Thousands took to the streets last week in unofficial walk-outs around the United Kingdom in support of workers protesting the employment of Italian and Portuguese labour at the Lindsey plant where IREM, an Italian company, is a subcontractor at the site and brought in its own employees.
Workers there were angry a contract to expand the refinery was sub-contracted by Jacobs to an Italian firm, IREM, which decided to use its own workforce.
Business Secretary Lord Mandelson said he expected Acas to review the situation at Killingholme "very quickly" and urged striking workers to go back to work while this process was taking place.
In a parliamentary statement he said he believed the refinery operator had not discriminated against UK workers, which he stressed would be illegal under European law.

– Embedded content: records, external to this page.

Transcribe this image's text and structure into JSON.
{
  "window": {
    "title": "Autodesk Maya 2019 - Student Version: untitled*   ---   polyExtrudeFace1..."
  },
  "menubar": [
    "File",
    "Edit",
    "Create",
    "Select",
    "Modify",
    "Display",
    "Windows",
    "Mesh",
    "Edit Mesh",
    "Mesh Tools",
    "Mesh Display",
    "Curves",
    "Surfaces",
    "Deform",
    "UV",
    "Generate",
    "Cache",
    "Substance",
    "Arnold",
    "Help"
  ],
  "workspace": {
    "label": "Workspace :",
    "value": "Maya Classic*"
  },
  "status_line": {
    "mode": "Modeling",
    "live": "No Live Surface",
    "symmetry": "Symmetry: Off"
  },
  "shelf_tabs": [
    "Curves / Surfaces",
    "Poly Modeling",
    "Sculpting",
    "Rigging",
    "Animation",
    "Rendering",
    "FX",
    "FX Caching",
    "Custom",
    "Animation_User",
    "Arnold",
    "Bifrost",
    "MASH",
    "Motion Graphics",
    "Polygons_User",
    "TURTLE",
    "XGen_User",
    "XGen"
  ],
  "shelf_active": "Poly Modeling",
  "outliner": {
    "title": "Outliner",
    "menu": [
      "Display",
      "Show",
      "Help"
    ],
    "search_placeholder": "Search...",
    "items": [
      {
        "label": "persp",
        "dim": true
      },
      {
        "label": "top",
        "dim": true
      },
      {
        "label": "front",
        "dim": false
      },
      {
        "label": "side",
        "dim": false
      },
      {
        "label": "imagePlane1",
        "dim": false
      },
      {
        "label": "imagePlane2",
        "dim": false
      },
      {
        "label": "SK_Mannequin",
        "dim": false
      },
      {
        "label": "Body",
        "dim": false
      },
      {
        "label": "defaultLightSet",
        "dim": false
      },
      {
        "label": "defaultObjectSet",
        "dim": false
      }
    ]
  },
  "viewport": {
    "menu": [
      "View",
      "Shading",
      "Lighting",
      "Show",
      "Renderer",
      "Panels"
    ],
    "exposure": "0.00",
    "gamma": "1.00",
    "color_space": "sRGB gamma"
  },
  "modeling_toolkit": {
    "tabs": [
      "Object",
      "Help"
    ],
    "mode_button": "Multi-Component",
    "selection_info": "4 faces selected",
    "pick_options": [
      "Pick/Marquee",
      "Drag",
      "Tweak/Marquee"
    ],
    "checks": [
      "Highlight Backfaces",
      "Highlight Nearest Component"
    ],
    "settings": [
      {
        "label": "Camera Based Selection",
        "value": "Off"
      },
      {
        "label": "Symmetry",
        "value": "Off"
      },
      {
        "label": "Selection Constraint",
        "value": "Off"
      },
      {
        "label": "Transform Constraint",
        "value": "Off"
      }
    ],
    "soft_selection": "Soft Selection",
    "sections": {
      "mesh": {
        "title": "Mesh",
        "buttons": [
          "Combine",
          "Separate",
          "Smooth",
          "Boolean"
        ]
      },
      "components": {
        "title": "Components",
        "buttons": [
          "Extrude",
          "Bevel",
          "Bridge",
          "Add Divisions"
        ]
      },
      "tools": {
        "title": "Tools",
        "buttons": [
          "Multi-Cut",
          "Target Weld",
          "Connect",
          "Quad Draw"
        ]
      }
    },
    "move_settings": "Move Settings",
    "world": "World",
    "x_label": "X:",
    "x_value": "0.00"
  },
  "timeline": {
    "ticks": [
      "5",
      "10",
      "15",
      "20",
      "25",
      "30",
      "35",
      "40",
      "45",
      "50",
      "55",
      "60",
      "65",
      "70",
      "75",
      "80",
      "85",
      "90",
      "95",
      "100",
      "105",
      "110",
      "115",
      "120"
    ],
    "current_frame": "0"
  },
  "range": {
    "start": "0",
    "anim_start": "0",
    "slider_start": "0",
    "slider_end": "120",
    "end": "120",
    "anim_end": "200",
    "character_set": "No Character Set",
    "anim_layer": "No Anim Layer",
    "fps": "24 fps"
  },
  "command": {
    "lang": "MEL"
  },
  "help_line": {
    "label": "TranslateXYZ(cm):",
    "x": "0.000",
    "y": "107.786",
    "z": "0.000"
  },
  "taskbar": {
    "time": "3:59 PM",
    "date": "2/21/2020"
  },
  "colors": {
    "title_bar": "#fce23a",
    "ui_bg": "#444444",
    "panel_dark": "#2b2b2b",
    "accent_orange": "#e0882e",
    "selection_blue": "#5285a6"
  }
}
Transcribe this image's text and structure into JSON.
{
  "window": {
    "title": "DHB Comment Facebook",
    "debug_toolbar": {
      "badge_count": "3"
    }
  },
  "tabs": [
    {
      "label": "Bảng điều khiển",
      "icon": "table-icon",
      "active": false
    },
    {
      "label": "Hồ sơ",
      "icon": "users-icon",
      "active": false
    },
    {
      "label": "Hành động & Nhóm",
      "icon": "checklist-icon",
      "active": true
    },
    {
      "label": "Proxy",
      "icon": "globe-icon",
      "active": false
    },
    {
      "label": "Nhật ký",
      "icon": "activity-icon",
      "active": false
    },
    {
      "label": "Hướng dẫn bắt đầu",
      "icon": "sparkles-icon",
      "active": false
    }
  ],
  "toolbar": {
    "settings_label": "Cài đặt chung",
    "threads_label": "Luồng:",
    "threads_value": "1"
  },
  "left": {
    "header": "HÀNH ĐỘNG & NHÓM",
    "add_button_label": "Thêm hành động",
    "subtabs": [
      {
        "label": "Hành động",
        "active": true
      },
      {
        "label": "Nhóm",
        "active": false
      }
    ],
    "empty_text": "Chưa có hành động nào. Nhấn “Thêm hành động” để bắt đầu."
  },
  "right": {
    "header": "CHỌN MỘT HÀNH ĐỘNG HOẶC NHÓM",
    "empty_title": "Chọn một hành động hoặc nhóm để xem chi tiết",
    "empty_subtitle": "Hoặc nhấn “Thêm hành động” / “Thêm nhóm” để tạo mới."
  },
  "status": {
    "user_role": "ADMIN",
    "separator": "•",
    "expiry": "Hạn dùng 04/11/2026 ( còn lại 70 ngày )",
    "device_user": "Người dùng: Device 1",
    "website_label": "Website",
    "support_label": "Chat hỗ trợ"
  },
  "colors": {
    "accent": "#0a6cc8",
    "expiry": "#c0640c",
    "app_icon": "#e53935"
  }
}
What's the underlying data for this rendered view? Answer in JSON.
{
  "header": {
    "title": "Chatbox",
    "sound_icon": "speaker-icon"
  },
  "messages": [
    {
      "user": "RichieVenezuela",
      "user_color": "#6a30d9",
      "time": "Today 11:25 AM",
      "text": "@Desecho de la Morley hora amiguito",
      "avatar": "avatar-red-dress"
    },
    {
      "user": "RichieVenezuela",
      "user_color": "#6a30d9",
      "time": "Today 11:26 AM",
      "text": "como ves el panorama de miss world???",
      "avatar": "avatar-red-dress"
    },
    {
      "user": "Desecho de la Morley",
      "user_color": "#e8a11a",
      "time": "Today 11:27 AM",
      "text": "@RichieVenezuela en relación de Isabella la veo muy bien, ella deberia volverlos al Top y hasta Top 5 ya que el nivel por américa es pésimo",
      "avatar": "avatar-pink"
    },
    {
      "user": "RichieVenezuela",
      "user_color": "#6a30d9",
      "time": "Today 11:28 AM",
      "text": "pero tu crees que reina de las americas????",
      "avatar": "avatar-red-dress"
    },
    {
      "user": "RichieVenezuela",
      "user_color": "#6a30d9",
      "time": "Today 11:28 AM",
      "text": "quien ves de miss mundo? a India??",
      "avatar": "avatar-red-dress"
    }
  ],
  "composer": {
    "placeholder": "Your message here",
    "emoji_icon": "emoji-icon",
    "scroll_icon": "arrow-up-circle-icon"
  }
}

On Monday, walk-outs have grown as hundreds of workers - mostly employed in the country's energy sector - continue to protest in solidarity with those at the Lindsey refinery.
• About 300 protesters gathered at the Lindsey refinery's terminal gates.
• Around 600 workers met in a car park at Sellafield, in Cumbria, to discuss industrial action and about 1,300 workers are believed to be taking part in a 24-hour stoppage at the plant.
• About 400 contractors at Longannet in Fife voted to stay out for 24 hours, and to return for another meeting at 0730 GMT on Tuesday.
• Some 300 contractors at the Grangemouth oil refinery in central Scotland walked out but decided they would return to work on Tuesday.
• Around 200 construction workers at Fiddlers Ferry Power station near Warrington, Cheshire, have again downed tools, following similar action on Friday.
• About 150 contractors walked out at Drax Power Station, near Selby in North Yorkshire.
• The owners of Coryton oil refinery in Thurrock, Essex, said a number of workers had walked out but refinery operations were unaffected.
• Some 500 contractors at the South Hook LNG terminal in Milford Haven, west Wales, downed tools.
• Fifty contract workers from Didcot power station in Oxfordshire have downed tools, but there's no disruption to power output.
The exploitation of foreign labourers is a worldwide problem.
In British Columbia last September, 80 construction workers from the former Yugoslavia walked off the job building the Golden Ears Bridge after their employer, Baulex Projects Ltd., hadn't paid them for two weeks.
Baulex is a subcontractor hired by the consortium awarded the public-private partnership deal by the B.C. government's Partnerships BC, to build the bridge that will connect Langley and Maple Ridge, two burgeoning suburbs of Greater Vancouver.
The construction tradespeople came to Canada under the federal government's Temporary Foreign Worker Program, a scheme that some argue enables labour brokers to exploit vulnerable workers from economically depressed countries. Workers are 'imported' and paid lower wages - with few if any benefits - than their domestic counterparts.